Cierro los ojos. Vuelvo a los agostos de mi adolescencia, a las tardes que pasaba sentada sobre el muro que lindaba nuestra casa con el camino del exterior.

—Yo también me enamoré, una vez, hace mucho tiempo.

Mi tío se había acercado hasta la tapia de piedra. Me gustaba que me leyera los pensamientos. Lo hacía desde que era una niña. Estaba dolida porque el chico que alimentaba mis noches en vela me ignoraba y dedicaba toda su atención a una de mis primas mayores. Sin embargo, la escueta frase de mi tío apartó a un lado la rabia por el amor no correspondido.

—¿De quién te enamoraste?

Me dijo que, antes de que yo naciera, mis abuelos vivían a las afueras de Madrid en una vieja casa de campo que yo no podía recordar porque había sido devorada por las vías rápidas que circunvalaban la gran urbe. Se llamaba Lucas. Era el hijo mayor de uno de tantos amigos que se acercaban a ver a mis abuelos, animados por el lujo de darse un chapuzón en la rústica piscina excavada en el jardín. Me dijo que todo comenzó en una de esas comilonas tremendas que se organizaban cada domingo. Se había sentado junto a él y se había dado cuenta de que una parte de sus muslos eran blancos, de un tenue color rosado, lo mismo que el límite superior de sus caderas en la parte que había estado menos expuesta al sol. Que había sentido un inquietante deseo de tocar ese pedazo de piel blanca que brillaba como la tripa de las lagartijas que cazaba en el jardín. A partir de ese día, no hizo otra cosa que deambular por las habitaciones y husmear tras los cristales, esperando. Su cuerpo desparramado sobre el borde de la piscina se moría de delirio por aquella piel.

Yo le escuchaba en silencio, fascinada por ser la depositaria de un secreto que me cortaba la respiración. Dejó de mirar al horizonte y dirigió sus ojos hacia mí. Creo que pensó que se había extralimitado en las confidencias con su sobrina favorita.

—Cuando menos te lo esperas la naturaleza nos hace ver nuestras flaquezas —aseguró—. No evites el dolor, no te obstines en no sentir nada, es un desperdicio.
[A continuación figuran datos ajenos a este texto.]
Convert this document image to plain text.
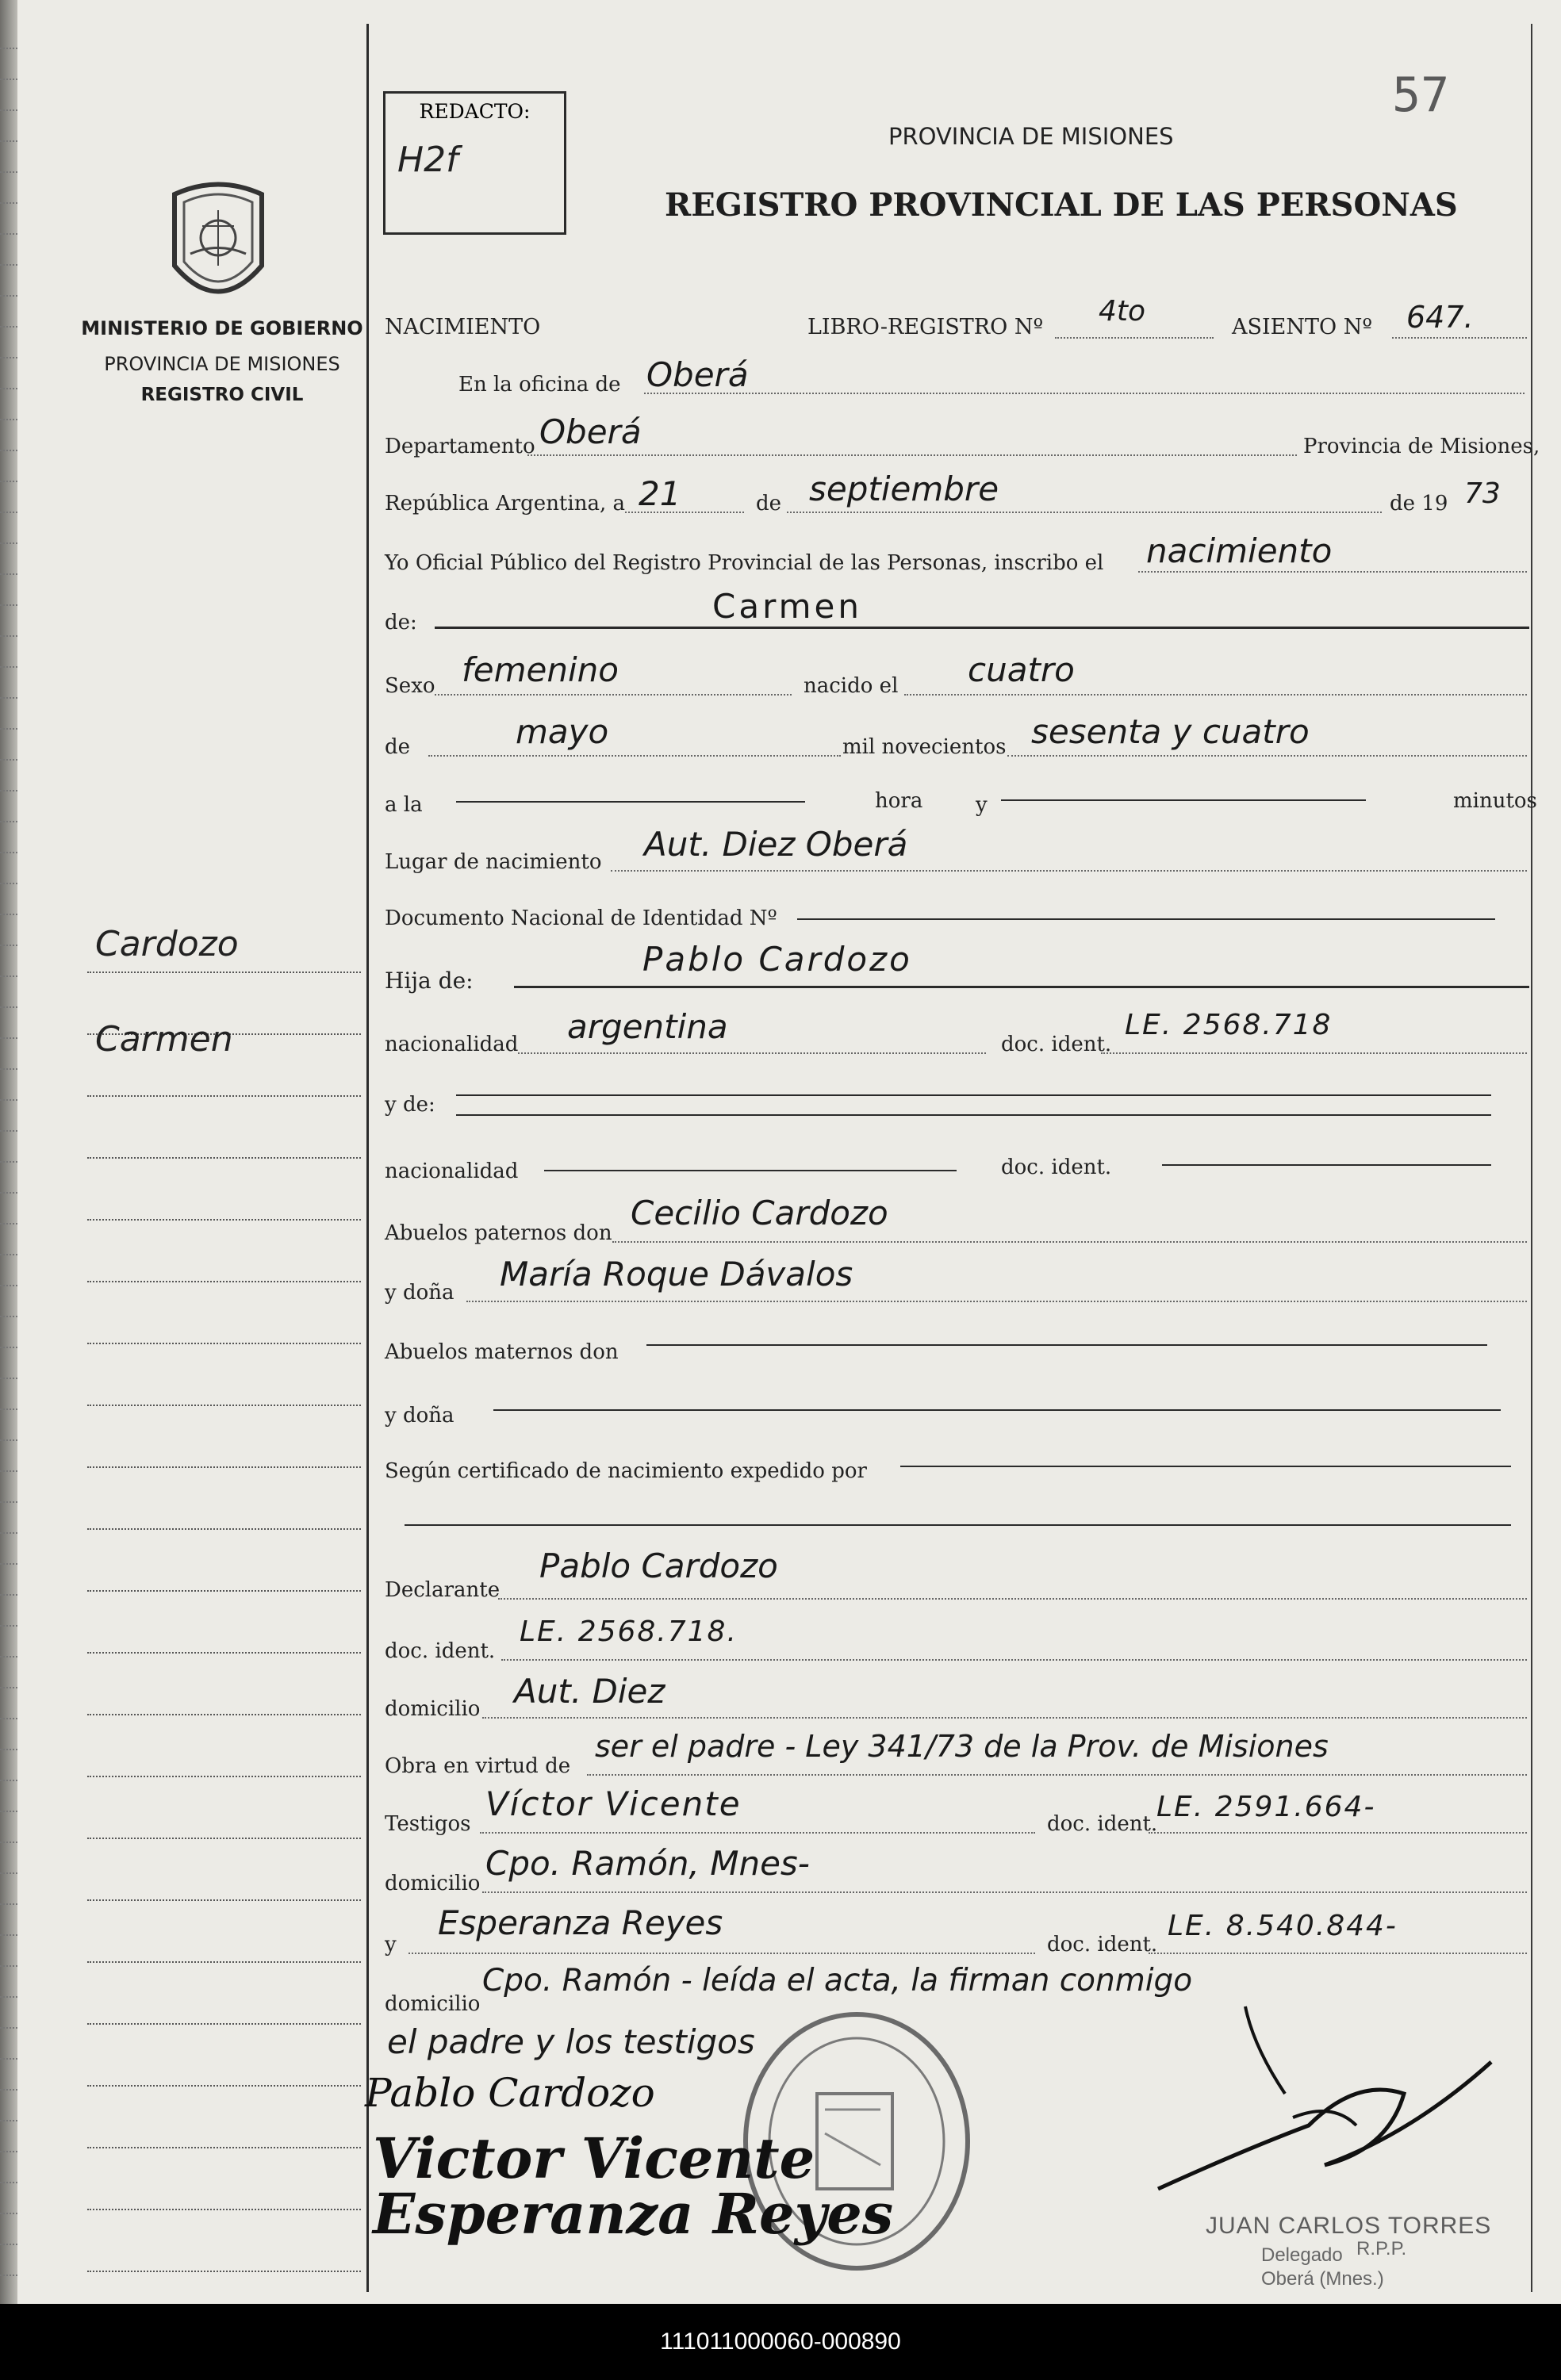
MINISTERIO DE GOBIERNO
PROVINCIA DE MISIONES
REGISTRO CIVIL
Cardozo
Carmen
REDACTO:
H2f
57
PROVINCIA DE MISIONES
REGISTRO PROVINCIAL DE LAS PERSONAS
NACIMIENTO	LIBRO-REGISTRO Nº 4to	ASIENTO Nº 647.
En la oficina de Oberá
Departamento Oberá	Provincia de Misiones,
República Argentina, a 21	de septiembre	de 19 73
Yo Oficial Público del Registro Provincial de las Personas, inscribo el nacimiento
de:	Carmen
Sexo femenino	nacido el cuatro
de	mayo	mil novecientos sesenta y cuatro
a la	hora	y	minutos
Lugar de nacimiento Aut. Diez Oberá
Documento Nacional de Identidad Nº
Hija de:
Pablo Cardozo
nacionalidad argentina	doc. ident.
LE. 2568.718
y de:
nacionalidad	doc. ident.
Abuelos paternos don
Cecilio Cardozo
y doña María Roque Dávalos
Abuelos maternos don
y doña
Según certificado de nacimiento expedido por
Declarante
Pablo Cardozo
doc. ident.
LE. 2568.718.
domicilio Aut. Diez
Obra en virtud de
ser el padre - Ley 341/73 de la Prov. de Misiones
Testigos
Víctor Vicente
doc. ident.
LE. 2591.664-
domicilio
Cpo. Ramón, Mnes-
y
Esperanza Reyes
doc. ident.
LE. 8.540.844-
domicilio
Cpo. Ramón - leída el acta, la firman conmigo
el padre y los testigos
Pablo Cardozo
Victor Vicente
Esperanza Reyes	JUAN CARLOS TORRES
Delegado R.P.P.
Oberá (Mnes.)
111011000060-000890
Sus palabras volvieron a descomponer los pensamientos que él había provocado en mi cabeza. Una reflexión demasiado temprana para una adolescente que había sido introducida en la misma esencia de un arrebato erótico del que no se podía sustraer. Me atreví a comprimir el universo y soltar la pregunta abrumadora.

—¿Os amasteis alguna vez?

Me habló, entonces, del trasiego en la casa, de los momentos atrapados tras las puertas, de la fascinación de los cuerpos y brazos, de morder y extirpar el dolor por el deseo más tenaz. Hubo una última vez, la noche anterior a que la familia de Lucas cargara un camión de mudanzas. Solo le quedaron preguntas sin responder. Desde entonces, eludía las heridas convertido en un viejo vacío incapaz de sentir ni ofrecer nada a los demás.

Le dije que estaba equivocado; juntos saltamos la tapia para echar a andar por el camino que se alejaba de la casa. Jamás volví a correr tras él cuando el silencio de mi familia caía a plomo sobre nuestras cabezas. Mi tío permanecía sentado y yo sonreía amarrada a la complicidad de nuestro secreto.

Lo que no sabía era que mi sonrisa me iba a dejar un amargo regusto. El silencio ya no es suficiente porque me devuelve el sonido de mi voz, murmurando. Siento no haberle dicho que nunca hubo palabras tan sustanciales como las suyas, que lo que no entendía sobre las cosas importantes comenzó a despejarse en aquel lejano momento de confidencias bajo la luz de una tarde roja.